In 1877, Hicks lured a company away from promoter J. H. Haverly and Tom Maguire and called them [[Hick's Georgia Minstrels|Hick's [sic] Georgia Minstrels]]. Within a few months, Hicks led them to a tour in Australia. They played there for three years, during which Hicks wrote again for The Clipper. Hicks also perfected his flair for promotion in Australia. Ads raved, "PIRATES BEWARE! WE ARE STILL ON THE WAR PATH" and "THE HEROES OF MONTREAL, SARATOGA, CHICAGO, SAN FRANCISCO AND NOW AUSTRALIA STILL LIVE!" He advertised his return to U.S. soil in July 1880 with an ad that read, "MISSING MAN TURNS UP HOME AGAIN." Over the next few years, he managed and performed with a number of troupes owned by others.

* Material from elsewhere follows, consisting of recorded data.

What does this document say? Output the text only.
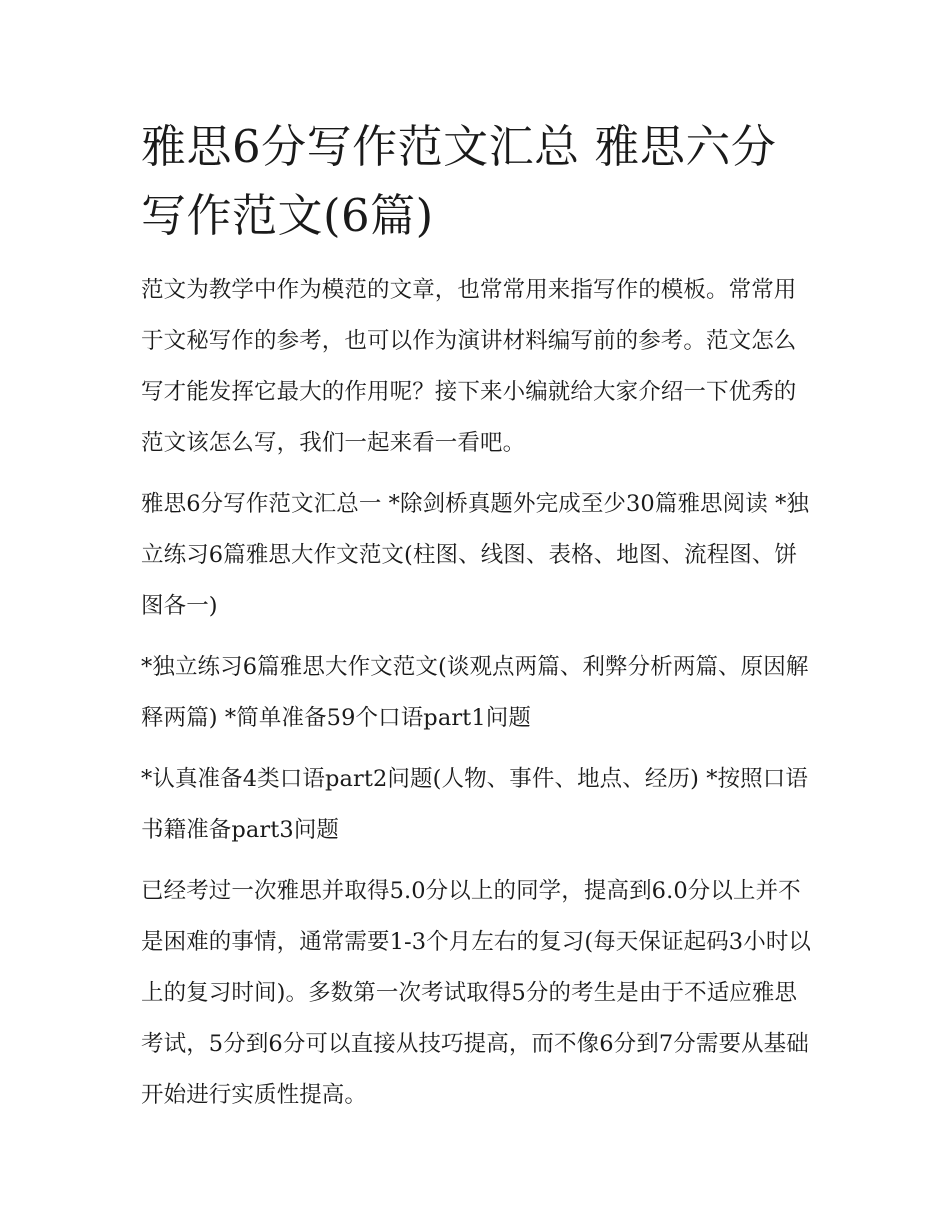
雅思6分写作范文汇总 雅思六分写作范文(6篇)

范文为教学中作为模范的文章，也常常用来指写作的模板。常常用于文秘写作的参考，也可以作为演讲材料编写前的参考。范文怎么写才能发挥它最大的作用呢？接下来小编就给大家介绍一下优秀的范文该怎么写，我们一起来看一看吧。

雅思6分写作范文汇总一 *除剑桥真题外完成至少30篇雅思阅读 *独立练习6篇雅思大作文范文(柱图、线图、表格、地图、流程图、饼图各一)

*独立练习6篇雅思大作文范文(谈观点两篇、利弊分析两篇、原因解释两篇) *简单准备59个口语part1问题

*认真准备4类口语part2问题(人物、事件、地点、经历) *按照口语书籍准备part3问题

已经考过一次雅思并取得5.0分以上的同学，提高到6.0分以上并不是困难的事情，通常需要1-3个月左右的复习(每天保证起码3小时以上的复习时间)。多数第一次考试取得5分的考生是由于不适应雅思考试，5分到6分可以直接从技巧提高，而不像6分到7分需要从基础开始进行实质性提高。
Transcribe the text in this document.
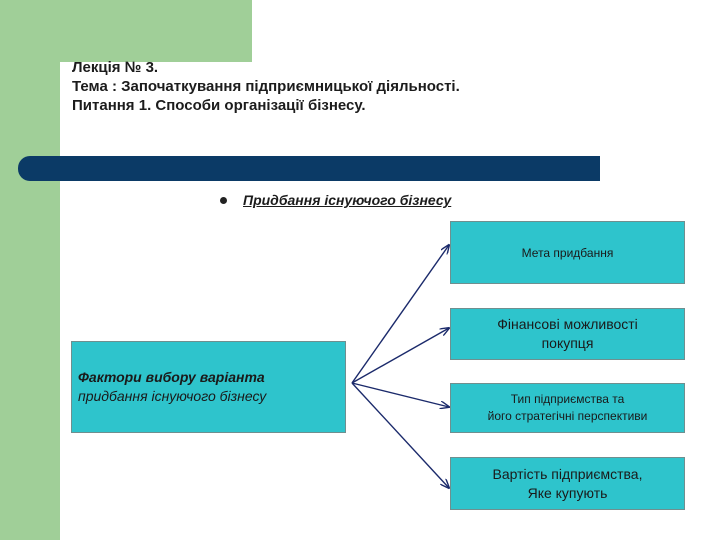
Лекція № 3.
Тема : Започаткування підприємницької діяльності.
Питання 1. Способи організації бізнесу.
Придбання існуючого бізнесу
Фактори вибору варіанта
придбання існуючого бізнесу
Мета придбання
Фінансові можливості
покупця
Тип підприємства та
його стратегічні перспективи
Вартість підприємства,
Яке купують
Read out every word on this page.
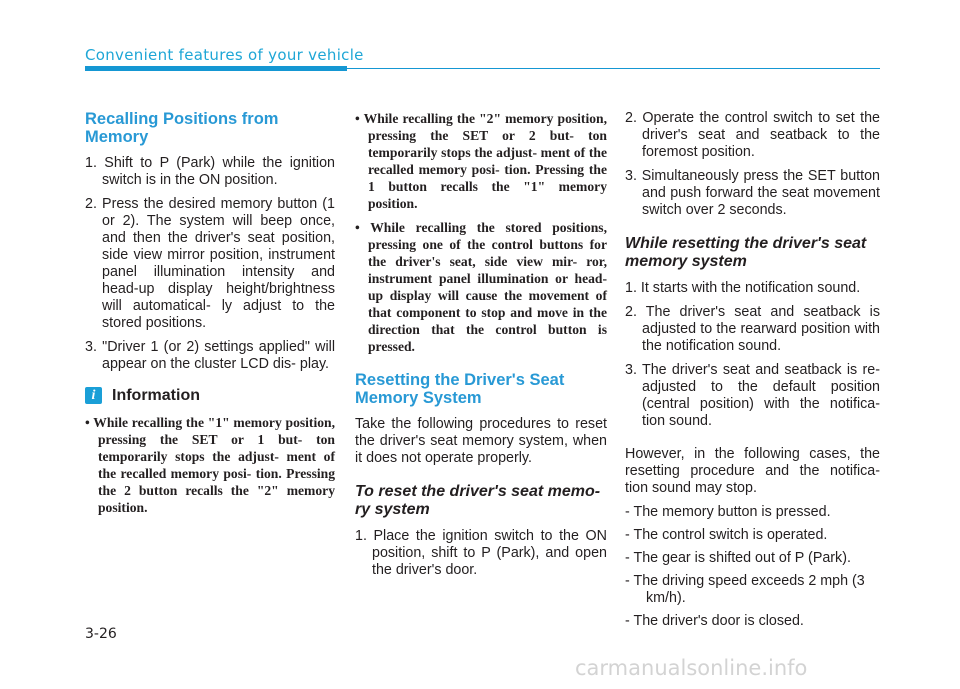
Convenient features of your vehicle
Recalling Positions from Memory
1. Shift to P (Park) while the ignition switch is in the ON position.
2. Press the desired memory button (1 or 2). The system will beep once, and then the driver's seat position, side view mirror position, instrument panel illumination intensity and head-up display height/brightness will automatical- ly adjust to the stored positions.
3. "Driver 1 (or 2) settings applied" will appear on the cluster LCD dis- play.
i	Information
• While recalling the "1" memory position, pressing the SET or 1 but- ton temporarily stops the adjust- ment of the recalled memory posi- tion. Pressing the 2 button recalls the "2" memory position.
• While recalling the "2" memory position, pressing the SET or 2 but- ton temporarily stops the adjust- ment of the recalled memory posi- tion. Pressing the 1 button recalls the "1" memory position.
• While recalling the stored positions, pressing one of the control buttons for the driver's seat, side view mir- ror, instrument panel illumination or head-up display will cause the movement of that component to stop and move in the direction that the control button is pressed.
Resetting the Driver's Seat Memory System
Take the following procedures to reset the driver's seat memory system, when it does not operate properly.
To reset the driver's seat memo- ry system
1. Place the ignition switch to the ON position, shift to P (Park), and open the driver's door.
2. Operate the control switch to set the driver's seat and seatback to the foremost position.
3. Simultaneously press the SET button and push forward the seat movement switch over 2 seconds.
While resetting the driver's seat memory system
1. It starts with the notification sound.
2. The driver's seat and seatback is adjusted to the rearward position with the notification sound.
3. The driver's seat and seatback is re-adjusted to the default position (central position) with the notifica- tion sound.
However, in the following cases, the resetting procedure and the notifica- tion sound may stop.
- The memory button is pressed.
- The control switch is operated.
- The gear is shifted out of P (Park).
- The driving speed exceeds 2 mph (3 km/h).
- The driver's door is closed.
3-26
carmanualsonline.info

In late 1881 or early 1882, Hicks persuaded Callender's current black troupe to join him in western New York. On Callender's orders, Gustave and Charles Frohman won them back, possibly by threatening to blacklist the wayward performers. Hicks's later stint as business manager for A. D. Sawyer and Tom McIntosh failed, possibly indicating that Hicks had himself been blacklisted.

In 1885, Hicks managed Billy Kersands's troupe but left after less than a year. He again formed his own company, this time with A. D. Sawyer. They bickered, and within a year, they were managing rival troupes, both under the name Hicks and Sawyer's Consolidated Colored Minstrels. Hicks's portion failed to make money, so he moved to playing dime shows, museums, and other lower-paying venues. Eventually, Hicks formed another troupe and took them to Australia, New Zealand, and other Pacific countries. He died in 1902 in Suraboya, Java.